The settlement, announced Tuesday, resolves a lawsuit led by Campbell and a coalition of 16 state attorneys general challenging what they described as unlawful and intentional delays by the U.S. Department of Health and Human Services (HHS) in reviewing NIH grant proposals. Under the agreement, HHS will resume the standard review process for grant applications on a prompt, agreed-upon timeline.
Campbell said the delays had frozen critical research into diseases such as Alzheimer’s and cancer, placing lives at risk and disrupting research institutions nationwide.
“When the Trump Administration unlawfully stalled the review process for NIH grant applications, lifesaving studies were frozen indefinitely,” Massachusetts Attorney General Andrea Joy Campbell said in a statement. “This agreement ensures that critical medical research projects are able to continue.”
“Maryland researchers and institutions have waited far too long for answers on hundreds of grant applications unlawfully delayed by the Trump administration,” said Maryland Attorney General Brown. “This settlement finally provides the certainty they need to continue groundbreaking medical research and public health work that benefits Maryland families.”
“I am pleased that the Trump Administration has agreed to stop delaying the review process for NIH grants. That, of course, should have never happened in the first place, and it’s why my fellow attorneys general and I took the Administration to court earlier this year,” said California Attorney General Bonta. “Going forward, we remain committed to ensuring HHS fulfills its obligations under the agreement.”
NIH grants typically undergo multiple rounds of review by expert panels and agency officials. Earlier this year, however, the administration canceled scheduled review meetings, delayed future meetings, and withheld final decisions on applications that had already cleared review panels. As a result, states said they were left waiting on decisions involving billions of dollars in potential research funding.
The lawsuit detailed significant impacts on public universities, including the University of Massachusetts. At the time the suit was filed, UMass had 353 NIH grant applications stuck in the delayed review process, representing millions of dollars in potential funding. One stalled project focused on a gene linked to Alzheimer’s disease and was expected to begin in April 2025, but was put on hold after the NIH delayed its advisory council review meeting.

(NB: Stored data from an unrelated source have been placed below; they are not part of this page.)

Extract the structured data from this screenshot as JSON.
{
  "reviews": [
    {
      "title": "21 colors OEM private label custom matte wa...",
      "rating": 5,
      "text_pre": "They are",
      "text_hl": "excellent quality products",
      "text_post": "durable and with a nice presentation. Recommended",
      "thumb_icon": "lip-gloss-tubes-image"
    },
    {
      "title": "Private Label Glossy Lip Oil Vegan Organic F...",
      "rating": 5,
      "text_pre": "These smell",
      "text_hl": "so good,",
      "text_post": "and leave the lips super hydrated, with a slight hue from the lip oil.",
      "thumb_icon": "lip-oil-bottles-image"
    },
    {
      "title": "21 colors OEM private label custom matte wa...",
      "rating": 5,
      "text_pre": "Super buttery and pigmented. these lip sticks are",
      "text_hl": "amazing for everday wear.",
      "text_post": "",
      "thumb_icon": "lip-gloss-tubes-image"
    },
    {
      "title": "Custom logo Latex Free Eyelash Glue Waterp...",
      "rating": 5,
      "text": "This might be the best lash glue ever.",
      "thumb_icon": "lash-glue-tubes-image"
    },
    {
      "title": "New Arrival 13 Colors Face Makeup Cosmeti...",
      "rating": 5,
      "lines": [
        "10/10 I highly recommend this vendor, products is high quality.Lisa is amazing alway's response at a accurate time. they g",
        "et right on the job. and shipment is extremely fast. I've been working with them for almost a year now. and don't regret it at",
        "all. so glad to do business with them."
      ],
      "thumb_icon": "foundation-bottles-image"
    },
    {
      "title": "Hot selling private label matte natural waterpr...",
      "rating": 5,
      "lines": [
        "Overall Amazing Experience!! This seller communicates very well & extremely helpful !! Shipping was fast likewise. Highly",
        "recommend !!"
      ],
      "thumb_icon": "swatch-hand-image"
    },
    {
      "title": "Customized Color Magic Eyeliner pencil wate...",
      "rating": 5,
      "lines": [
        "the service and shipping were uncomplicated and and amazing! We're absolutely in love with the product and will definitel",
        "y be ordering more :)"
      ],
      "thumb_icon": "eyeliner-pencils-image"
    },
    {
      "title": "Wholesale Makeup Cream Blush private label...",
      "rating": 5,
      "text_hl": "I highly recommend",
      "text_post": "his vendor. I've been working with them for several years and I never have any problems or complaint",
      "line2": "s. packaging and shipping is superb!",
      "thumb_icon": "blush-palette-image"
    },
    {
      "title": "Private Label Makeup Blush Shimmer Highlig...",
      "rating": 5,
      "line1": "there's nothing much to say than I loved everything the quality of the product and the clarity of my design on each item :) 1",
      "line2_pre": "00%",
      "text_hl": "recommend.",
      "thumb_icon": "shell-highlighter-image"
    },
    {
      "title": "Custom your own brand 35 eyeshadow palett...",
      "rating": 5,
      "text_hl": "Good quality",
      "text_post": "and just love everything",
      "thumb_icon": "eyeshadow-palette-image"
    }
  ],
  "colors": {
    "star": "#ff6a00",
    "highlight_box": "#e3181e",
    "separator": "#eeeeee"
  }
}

The funding uncertainty also had broader consequences. UMass Amherst reduced its fall 2025 doctoral admissions from 997 students to 712 and rescinded financial awards from many admitted students due to concerns about ongoing research funding.
The settlement builds on an earlier court victory for the states, which successfully challenged Trump administration directives that targeted NIH-funded projects based on their perceived connection to topics such as diversity, equity and inclusion, transgender issues, and vaccine hesitancy. A federal district court set aside those directives, and a hearing on the federal government’s appeal is scheduled for Jan. 6, 2026. Under the new agreement, NIH is barred from applying those directives when reviewing new grant applications.
Attorneys general from Arizona, California, Colorado, Delaware, Hawai‘i, Maryland, Minnesota, Nevada, New Jersey, New Mexico, New York, Oregon, Rhode Island, Washington and Wisconsin joined Massachusetts in the settlement.
State officials said the agreement clears the way for stalled research to move forward, supporting medical innovation, academic institutions and research-related jobs nationwide.